Publie le mercredi 3 mai 2006 par Open-Publishing
4 commentaires

Campagnes électorales. C’est l’utlisation de la télé et le peu d’implication des personnes qui a caractérisé les élections législatives. Et c’est ici la plus grande différence avec les élections locales.

de FRANCESCO INDOVINA traduit de l’italien par karl&rosa

Le constat d’une Italie "coupée en deux" fait partie de l’inconsistance du débat politique ; un système bipolaire livre en général des résultats serrés (on en a de nombreux exemples), ce qui provoque l’accusation de truquages, fautes, irrégularités etc. S’il livrait des résultats très distants (de 60 à 40%, comme par exemple en Toscane) on répèterait les accusations de truquages, fautes et irrégularités pour un "résultat coréen" (l’insulte politique est mise à jour, la Bulgarie autrefois , la Corée aujourd’hui). Mais laissons tomber ces vacuités et regardons les résultats.

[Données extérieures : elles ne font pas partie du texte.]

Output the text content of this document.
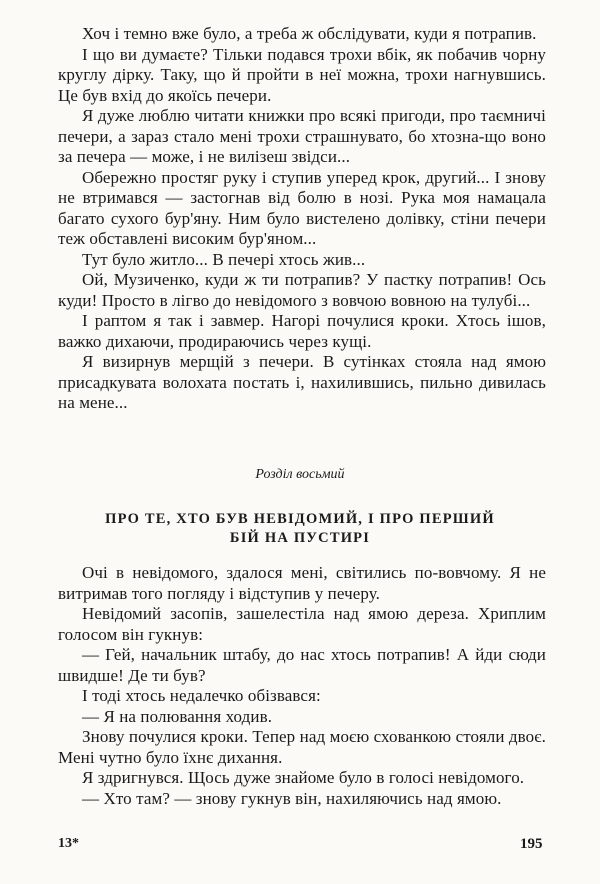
Хоч і темно вже було, а треба ж обслідувати, куди я потрапив.

І що ви думаєте? Тільки подався трохи вбік, як побачив чорну круглу дірку. Таку, що й пройти в неї можна, трохи нагнувшись. Це був вхід до якоїсь печери.

Я дуже люблю читати книжки про всякі пригоди, про таємничі печери, а зараз стало мені трохи страшнувато, бо хтозна-що воно за печера — може, і не вилізеш звідси...

Обережно простяг руку і ступив уперед крок, другий... І знову не втримався — застогнав від болю в нозі. Рука моя намацала багато сухого бур'яну. Ним було вистелено долівку, стіни печери теж обставлені високим бур'яном...

Тут було житло... В печері хтось жив...

Ой, Музиченко, куди ж ти потрапив? У пастку потрапив! Ось куди! Просто в лігво до невідомого з вовчою вовною на тулубі...

І раптом я так і завмер. Нагорі почулися кроки. Хтось ішов, важко дихаючи, продираючись через кущі.

Я визирнув мерщій з печери. В сутінках стояла над ямою присадкувата волохата постать і, нахилившись, пильно дивилась на мене...

Розділ восьмий
ПРО ТЕ, ХТО БУВ НЕВІДОМИЙ, І ПРО ПЕРШИЙ
БІЙ НА ПУСТИРІ

Очі в невідомого, здалося мені, світились по-вовчому. Я не витримав того погляду і відступив у печеру.

Невідомий засопів, зашелестіла над ямою дереза. Хриплим голосом він гукнув:

— Гей, начальник штабу, до нас хтось потрапив! А йди сюди швидше! Де ти був?

І тоді хтось недалечко обізвався:

— Я на полювання ходив.

Знову почулися кроки. Тепер над моєю схованкою стояли двоє. Мені чутно було їхнє дихання.

Я здригнувся. Щось дуже знайоме було в голосі невідомого.

— Хто там? — знову гукнув він, нахиляючись над ямою.

13*	195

Le Pôle a perdu de très peu, une donnée factuelle non discutable. Pourquoi une défaite de justesse alors qu’on annonçait un échec ? Pourquoi une divergence si forte entre l’avis général d’une victoire certaine et consistante pour l’Union et son maigre résultat ? Pourquoi une différence si marquée entre les résultats des élections locales et ceux des législatives ?

Chacun a un point de réflexion à fournir, car il s’agit d’une question qui ne manque pas d’implications sur la tenue du gouvernement et sur la possibilité de mener à bien le programme de l’Union (et on ne se réfère pas aux maigres marges du Sénat, mais au rapport avec la société).

Peut-on attribuer le résultat, complètement, à la grande capacité de Berlusconi ? Mais Prodi, n’a-t-il pas toujours gagné face à lui ? Plus, où mettons-nous la faute capitale des "couillons qui votent pour l’Union" ? Sont-ce les abstentions qui ont déterminé le résultat ? Je ne le crois pas. Est-ce la faute d’une communication erronée et pas coordonnée de l’Union aux électeurs ? Certes, la question des taxes, si maladroitement gérée, a pesé. Mais je crois que la question est encore autre.

La certitude d’une victoire large et sèche naissait d’une erreur de fond : la non perception de la mutation anthropologique qui a investi le pays ; nous avons voulu cultiver l’illusion que le berlusconisme était un argument de sociologie politique et non pas un enracinement dans les consciences des gens. Le poison social semé par le Pôle a pollué les consciences de beaucoup et un peu de tous. Un pays qui raisonne avec les tripes ; qui se sent frappé quand il entend parler d’augmentation des taxes, qu’il y soit impliqué ou pas ; qui a entendu "justifier" l’évasion fiscale ; récompenser ceux qui ne respectent pas les règles ; pousser à nier toute valeur de cohabitation réglée.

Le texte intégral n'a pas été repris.